Smart investors have long since quit using the dollar cost averaging approach to buying tech stocks. The future of this sector is too clouded to justify buying on the way down.
Those still holding tech stocks essentially own a lottery ticket, Bianco said. Buying more lottery tickets barely increases the odds in your favor. The shorts won that battle.
But dollar-cost-averagers are on much firmer ground as the selling shifts to the broad market. A few upbeat surprises in the economy or corporate earnings outlooks will squeeze the short-sellers hard.
Thursday's action: The Dow Jones industrial average on Thursday rallied from bear-market territory in heavy trading, led by newfound strength in technology stocks.
Only eight of the 30 Dow industrials managed to post a gain, but among them were advances by Hewlett-Packard, International Business Machines, Intel and Microsoft.
The Dow closed down 97.52, or 1 percent, at 9389.48. Earlier in the session, the Dow hit 9106.54. A 20 percent bear-market decline from the Dow's peak in January 2000 would be a close at 9378 or less.
New York Stock Exchange trading volume reached 1.74 billion shares, the greatest volume since Jan. 4, the day after a surprise cut in short-term interest rates by the Federal Reserve.
Losing stocks outnumbered winners nearly 3-1 among NYSE-listed stocks, a sign that pessimism still rules on Wall Street.
The Nasdaq composite index jumped 67.47, or 3.7 percent, to 1897.70, on Nasdaq trading volume of 2.49 billion shares. Losers topped winners about 4-3.

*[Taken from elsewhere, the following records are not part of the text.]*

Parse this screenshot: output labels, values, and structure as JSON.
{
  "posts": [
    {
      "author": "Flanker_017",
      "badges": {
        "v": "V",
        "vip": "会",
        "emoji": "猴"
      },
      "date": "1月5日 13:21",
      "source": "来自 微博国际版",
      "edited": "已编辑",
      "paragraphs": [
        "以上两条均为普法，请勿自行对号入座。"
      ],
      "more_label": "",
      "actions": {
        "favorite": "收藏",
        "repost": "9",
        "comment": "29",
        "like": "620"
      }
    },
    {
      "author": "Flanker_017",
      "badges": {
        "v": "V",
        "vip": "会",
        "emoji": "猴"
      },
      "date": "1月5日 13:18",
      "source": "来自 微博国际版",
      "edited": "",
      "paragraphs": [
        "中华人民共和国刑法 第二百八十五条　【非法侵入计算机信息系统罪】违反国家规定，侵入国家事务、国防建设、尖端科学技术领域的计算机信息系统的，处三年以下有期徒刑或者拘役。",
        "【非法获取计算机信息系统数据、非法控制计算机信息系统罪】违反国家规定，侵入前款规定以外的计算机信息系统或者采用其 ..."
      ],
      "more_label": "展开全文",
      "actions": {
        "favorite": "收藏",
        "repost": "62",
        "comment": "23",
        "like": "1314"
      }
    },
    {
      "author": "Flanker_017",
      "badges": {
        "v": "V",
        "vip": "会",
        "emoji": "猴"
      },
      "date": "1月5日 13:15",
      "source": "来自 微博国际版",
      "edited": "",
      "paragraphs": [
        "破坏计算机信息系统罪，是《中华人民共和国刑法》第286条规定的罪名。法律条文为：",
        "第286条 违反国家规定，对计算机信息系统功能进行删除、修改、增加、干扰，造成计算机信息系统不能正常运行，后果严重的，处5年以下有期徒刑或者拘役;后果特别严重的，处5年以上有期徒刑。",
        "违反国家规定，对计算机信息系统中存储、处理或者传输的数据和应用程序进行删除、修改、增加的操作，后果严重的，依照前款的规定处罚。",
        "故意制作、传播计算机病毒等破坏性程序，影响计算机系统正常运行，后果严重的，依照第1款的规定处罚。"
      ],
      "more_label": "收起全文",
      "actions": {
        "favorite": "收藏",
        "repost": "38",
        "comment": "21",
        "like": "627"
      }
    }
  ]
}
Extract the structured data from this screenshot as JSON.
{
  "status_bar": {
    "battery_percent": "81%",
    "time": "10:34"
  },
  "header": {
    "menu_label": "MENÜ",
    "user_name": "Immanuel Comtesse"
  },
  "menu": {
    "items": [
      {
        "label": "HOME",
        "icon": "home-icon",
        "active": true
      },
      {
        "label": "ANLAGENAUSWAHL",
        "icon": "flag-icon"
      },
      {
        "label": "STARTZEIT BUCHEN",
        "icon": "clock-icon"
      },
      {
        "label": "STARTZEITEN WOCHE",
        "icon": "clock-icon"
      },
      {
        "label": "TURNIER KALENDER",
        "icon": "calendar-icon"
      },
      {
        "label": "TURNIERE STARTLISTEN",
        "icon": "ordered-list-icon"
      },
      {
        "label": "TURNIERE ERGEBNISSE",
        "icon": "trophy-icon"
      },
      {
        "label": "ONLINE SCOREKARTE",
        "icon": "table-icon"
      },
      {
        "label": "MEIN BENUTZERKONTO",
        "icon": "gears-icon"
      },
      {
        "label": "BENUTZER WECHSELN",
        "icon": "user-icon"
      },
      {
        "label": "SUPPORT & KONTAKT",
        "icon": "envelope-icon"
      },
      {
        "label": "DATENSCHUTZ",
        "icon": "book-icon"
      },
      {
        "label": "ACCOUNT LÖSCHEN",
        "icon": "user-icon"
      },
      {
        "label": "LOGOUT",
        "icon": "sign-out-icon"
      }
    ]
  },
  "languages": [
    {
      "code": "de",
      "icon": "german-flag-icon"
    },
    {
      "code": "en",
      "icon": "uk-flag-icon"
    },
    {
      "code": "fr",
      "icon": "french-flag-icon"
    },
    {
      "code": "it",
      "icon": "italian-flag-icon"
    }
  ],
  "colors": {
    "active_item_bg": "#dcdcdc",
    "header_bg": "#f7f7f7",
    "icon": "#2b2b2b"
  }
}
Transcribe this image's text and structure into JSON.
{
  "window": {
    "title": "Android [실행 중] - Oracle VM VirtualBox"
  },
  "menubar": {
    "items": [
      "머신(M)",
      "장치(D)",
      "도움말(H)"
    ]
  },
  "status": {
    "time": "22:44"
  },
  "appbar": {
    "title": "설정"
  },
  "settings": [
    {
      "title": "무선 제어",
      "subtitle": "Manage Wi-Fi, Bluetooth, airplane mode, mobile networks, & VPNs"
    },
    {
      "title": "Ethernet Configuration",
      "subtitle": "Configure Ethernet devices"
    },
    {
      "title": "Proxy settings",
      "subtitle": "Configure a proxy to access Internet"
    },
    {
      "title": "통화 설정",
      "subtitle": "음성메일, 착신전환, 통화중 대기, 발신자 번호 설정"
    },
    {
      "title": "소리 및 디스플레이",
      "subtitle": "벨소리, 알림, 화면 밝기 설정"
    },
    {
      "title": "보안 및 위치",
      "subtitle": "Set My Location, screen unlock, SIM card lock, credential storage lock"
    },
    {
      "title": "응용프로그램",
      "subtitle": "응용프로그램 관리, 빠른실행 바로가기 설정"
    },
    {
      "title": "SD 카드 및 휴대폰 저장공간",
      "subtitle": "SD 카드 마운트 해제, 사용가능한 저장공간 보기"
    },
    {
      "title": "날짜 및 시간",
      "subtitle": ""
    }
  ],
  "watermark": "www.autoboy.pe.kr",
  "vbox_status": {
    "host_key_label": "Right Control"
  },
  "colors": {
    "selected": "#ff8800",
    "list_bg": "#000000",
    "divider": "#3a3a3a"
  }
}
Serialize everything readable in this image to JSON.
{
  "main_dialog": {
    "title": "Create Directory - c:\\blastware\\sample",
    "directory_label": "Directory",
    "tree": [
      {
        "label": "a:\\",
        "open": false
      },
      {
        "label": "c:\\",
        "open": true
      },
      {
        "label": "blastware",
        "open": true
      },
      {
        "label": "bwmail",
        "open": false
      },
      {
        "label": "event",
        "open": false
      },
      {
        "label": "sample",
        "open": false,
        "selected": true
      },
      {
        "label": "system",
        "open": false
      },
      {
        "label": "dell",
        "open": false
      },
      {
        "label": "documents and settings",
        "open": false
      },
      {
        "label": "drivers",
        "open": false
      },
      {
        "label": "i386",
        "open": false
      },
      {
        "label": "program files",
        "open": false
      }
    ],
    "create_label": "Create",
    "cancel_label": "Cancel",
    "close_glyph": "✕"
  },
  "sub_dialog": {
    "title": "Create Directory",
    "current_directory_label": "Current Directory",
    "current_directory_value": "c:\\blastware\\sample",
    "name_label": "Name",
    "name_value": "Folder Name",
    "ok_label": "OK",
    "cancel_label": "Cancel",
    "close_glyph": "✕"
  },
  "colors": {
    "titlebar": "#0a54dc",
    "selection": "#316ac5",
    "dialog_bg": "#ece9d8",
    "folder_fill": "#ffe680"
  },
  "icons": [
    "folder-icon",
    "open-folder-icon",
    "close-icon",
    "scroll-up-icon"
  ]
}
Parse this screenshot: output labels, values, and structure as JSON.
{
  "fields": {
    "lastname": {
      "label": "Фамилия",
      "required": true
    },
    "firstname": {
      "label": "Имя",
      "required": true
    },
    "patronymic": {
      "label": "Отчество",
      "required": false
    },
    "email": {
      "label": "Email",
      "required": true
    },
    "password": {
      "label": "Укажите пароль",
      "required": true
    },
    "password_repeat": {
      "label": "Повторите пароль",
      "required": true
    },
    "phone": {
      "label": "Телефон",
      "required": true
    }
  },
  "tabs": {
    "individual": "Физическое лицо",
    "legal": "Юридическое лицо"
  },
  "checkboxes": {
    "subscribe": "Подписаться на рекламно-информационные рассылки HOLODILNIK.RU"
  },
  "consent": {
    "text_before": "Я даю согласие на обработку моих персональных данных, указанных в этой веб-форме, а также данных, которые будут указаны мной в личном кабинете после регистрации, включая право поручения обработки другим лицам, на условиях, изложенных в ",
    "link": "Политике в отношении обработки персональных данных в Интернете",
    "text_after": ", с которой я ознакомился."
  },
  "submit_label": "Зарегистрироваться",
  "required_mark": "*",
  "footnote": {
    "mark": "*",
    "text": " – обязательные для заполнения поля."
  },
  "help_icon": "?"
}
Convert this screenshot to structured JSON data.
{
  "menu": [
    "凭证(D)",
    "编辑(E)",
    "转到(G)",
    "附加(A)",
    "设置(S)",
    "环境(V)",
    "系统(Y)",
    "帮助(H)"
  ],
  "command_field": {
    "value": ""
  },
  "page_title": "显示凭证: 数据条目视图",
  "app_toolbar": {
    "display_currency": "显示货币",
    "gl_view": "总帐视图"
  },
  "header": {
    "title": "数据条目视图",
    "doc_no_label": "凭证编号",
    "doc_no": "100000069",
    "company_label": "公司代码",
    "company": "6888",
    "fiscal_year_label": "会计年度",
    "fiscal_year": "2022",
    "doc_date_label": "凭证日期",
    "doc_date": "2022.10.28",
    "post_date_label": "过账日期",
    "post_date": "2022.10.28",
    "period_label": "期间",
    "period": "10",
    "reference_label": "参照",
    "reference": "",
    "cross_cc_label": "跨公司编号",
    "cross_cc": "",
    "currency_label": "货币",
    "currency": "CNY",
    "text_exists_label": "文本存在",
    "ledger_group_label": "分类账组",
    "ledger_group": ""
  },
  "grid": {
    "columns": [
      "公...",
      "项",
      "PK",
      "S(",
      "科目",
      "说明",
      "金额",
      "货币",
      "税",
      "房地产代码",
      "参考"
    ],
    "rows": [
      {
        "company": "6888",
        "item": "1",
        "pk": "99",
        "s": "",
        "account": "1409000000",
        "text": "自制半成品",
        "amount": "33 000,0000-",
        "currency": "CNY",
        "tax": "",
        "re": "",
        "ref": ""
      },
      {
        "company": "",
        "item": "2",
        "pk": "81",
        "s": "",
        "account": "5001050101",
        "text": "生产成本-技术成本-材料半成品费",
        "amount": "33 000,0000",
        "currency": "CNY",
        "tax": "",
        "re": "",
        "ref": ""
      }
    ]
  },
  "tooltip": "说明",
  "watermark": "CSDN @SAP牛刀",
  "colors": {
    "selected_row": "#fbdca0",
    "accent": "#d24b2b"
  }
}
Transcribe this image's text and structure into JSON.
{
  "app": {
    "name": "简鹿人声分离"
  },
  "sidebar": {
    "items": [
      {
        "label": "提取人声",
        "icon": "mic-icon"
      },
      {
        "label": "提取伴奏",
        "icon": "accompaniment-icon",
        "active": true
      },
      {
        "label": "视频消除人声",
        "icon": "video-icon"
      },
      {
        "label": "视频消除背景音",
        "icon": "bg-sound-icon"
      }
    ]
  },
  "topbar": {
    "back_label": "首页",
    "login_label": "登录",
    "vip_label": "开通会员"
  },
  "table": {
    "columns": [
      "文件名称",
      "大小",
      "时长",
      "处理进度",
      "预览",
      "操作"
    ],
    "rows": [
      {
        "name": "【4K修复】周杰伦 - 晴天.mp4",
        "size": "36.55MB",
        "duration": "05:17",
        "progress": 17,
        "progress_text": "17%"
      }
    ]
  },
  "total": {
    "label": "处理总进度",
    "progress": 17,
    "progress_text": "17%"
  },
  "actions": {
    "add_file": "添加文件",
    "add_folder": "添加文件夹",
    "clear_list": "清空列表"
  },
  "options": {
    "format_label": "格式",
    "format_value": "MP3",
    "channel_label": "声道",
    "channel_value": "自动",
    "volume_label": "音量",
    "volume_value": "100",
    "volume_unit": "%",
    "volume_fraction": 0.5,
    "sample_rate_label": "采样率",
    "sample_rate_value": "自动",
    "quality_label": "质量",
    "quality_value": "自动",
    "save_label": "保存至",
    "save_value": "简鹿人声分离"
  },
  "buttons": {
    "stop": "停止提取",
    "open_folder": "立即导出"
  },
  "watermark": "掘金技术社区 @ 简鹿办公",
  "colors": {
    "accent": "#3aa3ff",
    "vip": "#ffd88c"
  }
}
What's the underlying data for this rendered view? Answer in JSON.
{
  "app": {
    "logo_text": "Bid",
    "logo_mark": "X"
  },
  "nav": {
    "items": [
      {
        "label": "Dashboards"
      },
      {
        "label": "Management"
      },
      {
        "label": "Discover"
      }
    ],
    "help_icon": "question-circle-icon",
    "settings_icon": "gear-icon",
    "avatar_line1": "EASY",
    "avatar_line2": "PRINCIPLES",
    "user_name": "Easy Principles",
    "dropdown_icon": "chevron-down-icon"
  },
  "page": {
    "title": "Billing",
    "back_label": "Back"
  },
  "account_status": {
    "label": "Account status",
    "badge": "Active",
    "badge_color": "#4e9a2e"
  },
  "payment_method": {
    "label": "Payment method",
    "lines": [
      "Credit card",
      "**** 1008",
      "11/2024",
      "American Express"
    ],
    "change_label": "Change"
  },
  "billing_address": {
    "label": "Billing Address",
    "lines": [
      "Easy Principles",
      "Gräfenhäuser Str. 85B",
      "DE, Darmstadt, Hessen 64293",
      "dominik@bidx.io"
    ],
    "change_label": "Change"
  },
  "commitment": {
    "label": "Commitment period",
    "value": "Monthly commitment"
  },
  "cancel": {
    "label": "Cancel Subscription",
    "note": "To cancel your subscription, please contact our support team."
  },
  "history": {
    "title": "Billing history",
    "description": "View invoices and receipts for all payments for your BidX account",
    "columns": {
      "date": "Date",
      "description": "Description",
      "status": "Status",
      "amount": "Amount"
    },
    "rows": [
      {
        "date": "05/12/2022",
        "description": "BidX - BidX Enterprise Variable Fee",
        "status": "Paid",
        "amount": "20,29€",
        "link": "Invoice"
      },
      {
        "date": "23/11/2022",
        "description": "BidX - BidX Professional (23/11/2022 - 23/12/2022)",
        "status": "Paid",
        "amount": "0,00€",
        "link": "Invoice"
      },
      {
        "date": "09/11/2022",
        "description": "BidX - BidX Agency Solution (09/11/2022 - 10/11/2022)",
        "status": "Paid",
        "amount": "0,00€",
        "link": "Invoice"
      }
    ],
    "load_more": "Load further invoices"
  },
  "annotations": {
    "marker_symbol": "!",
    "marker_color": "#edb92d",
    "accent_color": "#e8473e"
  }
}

Semiconductor stocks rebounded 12 percent, according to the index of semiconductor stocks tracked by the Philadelphia Stock Exchange, although the index remains less than half its level of a year ago. Sector leader Intel added $3.12, to $28.69, as the second-most-active Nasdaq stock.
All but one of the 10 most active Nasdaq stocks posted a gain. Among local tech stocks, Aurora-based Cabot Microelectronics jumped 23.5 percent, to $47.31.
Treasury prices advanced amid the stock sell-off.
Late Thursday, a major Japanese insurance company, Tokyo Life, filed for bankruptcy protection in what could be a cascade of financial institution crises as Japan's fiscal year ends March 31.
Oops: Mutual fund tracker Lipper, a unit of Reuters, said Thursday it erred big time in reporting that investors pulled $11.4 billion in net redemptions out of equity mutual funds last month. This column and many other news outlets noted the report.
In fact, the net redemptions were just $2.4 billion, the first net redemptions since the global economic scare of August 1998, but hardly a catastrophe.
"We deeply regret the error," said Sarah Dunn, chief executive of Lipper. The error occurred in calculating net cash flow in so-called equity income funds, which were virtually unchanged last month.